The World Health Organization (WHO) updated its recommendation measures for people infected with COVID-19, advising a period of isolation of 10 days to those who test positiveas well as five days isolation for those who are asymptomatic.
Until this Friday, the WHO recommended 13 days of isolation to infected people with symptoms, and 10 days to those who did not present.
Isolation of people with COVID-19 is an important step for prevent others from getting infected. This can be done at home or in health institutions, such as a hospital or clinic.
What are the new isolation recommendations for COVID-19?
without proof, for patients with symptomsthe new guidelines suggest 10 days of isolation from the date of onset of symptoms. Previously, the WHO had mandated that patients be discharged 10 days after symptom onset, plus at least three additional days.
For those who turn out positive to COVID-19 without any signs or symptomsthe WHO now suggests 5 days insulation in the absence of evidence, compared to the previous 10 days.
The evidence considered by the development group of the WHO determined that people without symptoms are less likely to transmit the virus compared to those who have symptoms.
WHO asks the population to continue using face masks against COVID-19
The WHO recommends the use of face coverings after exposure to COVID-19when someone has or suspects the virus, when someone is at high risk of aggravating COVID-19, as well as in crowded, closed or poorly ventilated spaces.

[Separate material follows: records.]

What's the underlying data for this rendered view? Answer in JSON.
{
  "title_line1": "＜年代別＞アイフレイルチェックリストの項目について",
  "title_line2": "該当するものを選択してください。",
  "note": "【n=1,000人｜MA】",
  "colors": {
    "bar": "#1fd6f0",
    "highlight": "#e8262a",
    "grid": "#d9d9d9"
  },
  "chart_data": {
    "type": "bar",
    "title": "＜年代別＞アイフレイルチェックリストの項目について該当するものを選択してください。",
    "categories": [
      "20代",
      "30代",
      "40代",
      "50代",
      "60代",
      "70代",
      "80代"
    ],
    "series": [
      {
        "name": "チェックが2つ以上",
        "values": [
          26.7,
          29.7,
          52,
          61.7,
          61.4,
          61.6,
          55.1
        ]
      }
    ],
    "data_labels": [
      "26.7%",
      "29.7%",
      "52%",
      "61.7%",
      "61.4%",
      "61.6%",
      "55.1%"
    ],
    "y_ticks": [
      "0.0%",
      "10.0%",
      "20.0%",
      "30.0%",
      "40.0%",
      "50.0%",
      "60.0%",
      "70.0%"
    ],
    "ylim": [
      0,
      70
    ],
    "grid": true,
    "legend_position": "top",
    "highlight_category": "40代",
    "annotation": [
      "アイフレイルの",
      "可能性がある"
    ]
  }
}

The health agency reported that there are cases in which it can be suggest the use of face masks, based on a risk assessment. Factors to consider include epidemiological trends, rising levels of hospitalizationthe coverage levels of vaccination and immunity and the environment in which people find themselves.

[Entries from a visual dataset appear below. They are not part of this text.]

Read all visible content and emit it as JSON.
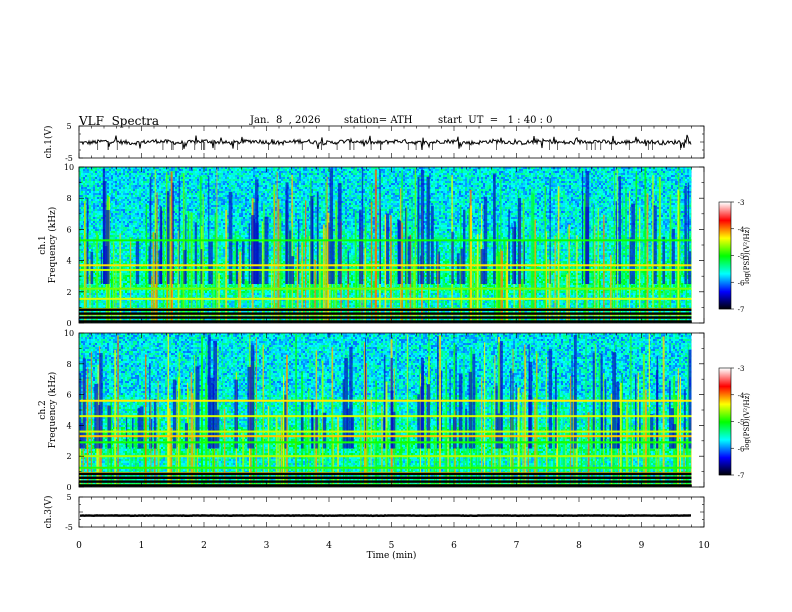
{
  "header": {
    "title": "VLF  Spectra",
    "date": "Jan.  8  , 2026",
    "station": "station= ATH",
    "start": "start  UT  =   1 : 40 : 0"
  },
  "chart_data": [
    {
      "type": "line",
      "panel": "ch1-waveform",
      "ylabel": "ch.1(V)",
      "ylim": [
        -5,
        5
      ],
      "yticks": [
        "5",
        "-5"
      ],
      "xlim": [
        0,
        10
      ],
      "series": [
        {
          "values_description_only": false,
          "x_end": 9.8,
          "baseline": 0,
          "amplitude": 1
        }
      ]
    },
    {
      "type": "heatmap",
      "panel": "ch1-spectrogram",
      "ylabel_channel": "ch.1",
      "ylabel": "Frequency  (kHz)",
      "ylim": [
        0,
        10
      ],
      "yticks": [
        "0",
        "2",
        "4",
        "6",
        "8",
        "10"
      ],
      "xlim": [
        0,
        10
      ],
      "x_end": 9.8,
      "strong_bands_khz": [
        0.1,
        0.55,
        0.9,
        1.55,
        2.2,
        3.4,
        3.7,
        5.3
      ],
      "colorbar": {
        "label": "log(PSD)(V²/Hz)",
        "ticks": [
          "-3",
          "-4",
          "-5",
          "-6",
          "-7"
        ],
        "range": [
          -7,
          -3
        ]
      }
    },
    {
      "type": "heatmap",
      "panel": "ch2-spectrogram",
      "ylabel_channel": "ch.2",
      "ylabel": "Frequency  (kHz)",
      "ylim": [
        0,
        10
      ],
      "yticks": [
        "0",
        "2",
        "4",
        "6",
        "8",
        "10"
      ],
      "xlim": [
        0,
        10
      ],
      "x_end": 9.8,
      "strong_bands_khz": [
        0.15,
        0.6,
        0.9,
        1.25,
        2.0,
        2.9,
        3.3,
        3.6,
        4.6,
        5.6
      ],
      "colorbar": {
        "label": "log(PSD)(V²/Hz)",
        "ticks": [
          "-3",
          "-4",
          "-5",
          "-6",
          "-7"
        ],
        "range": [
          -7,
          -3
        ]
      }
    },
    {
      "type": "line",
      "panel": "ch3-waveform",
      "ylabel": "ch.3(V)",
      "ylim": [
        -5,
        5
      ],
      "yticks": [
        "5",
        "-5"
      ],
      "xlim": [
        0,
        10
      ],
      "series": [
        {
          "x_end": 9.8,
          "baseline": -1.2,
          "amplitude": 0.1
        }
      ]
    }
  ],
  "xaxis": {
    "label": "Time  (min)",
    "ticks": [
      "0",
      "1",
      "2",
      "3",
      "4",
      "5",
      "6",
      "7",
      "8",
      "9",
      "10"
    ]
  },
  "colors": {
    "colormap": [
      "#000000",
      "#0000ff",
      "#00ffff",
      "#00ff00",
      "#ffff00",
      "#ff0000",
      "#ffffff"
    ]
  }
}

WHO reviewed treatments against COVID-19
The WHO has issued a series of recommendations on the use of nirmatrelvir and ritonaviralso known by its trade name as paxlovid.
The Pregnant or lactating women with COVID-19 should see their doctor to determine if they should take this drug, due to “probable benefits” and underreporting of adverse events.
Currently, there are six proven treatment options against him COVID-19, three that prevent hospitalization in high-risk people and three that save lives in those with a serious or critical situation. With the exception of corticosteroids, access to other medicines remains unsatisfactory Worldwide.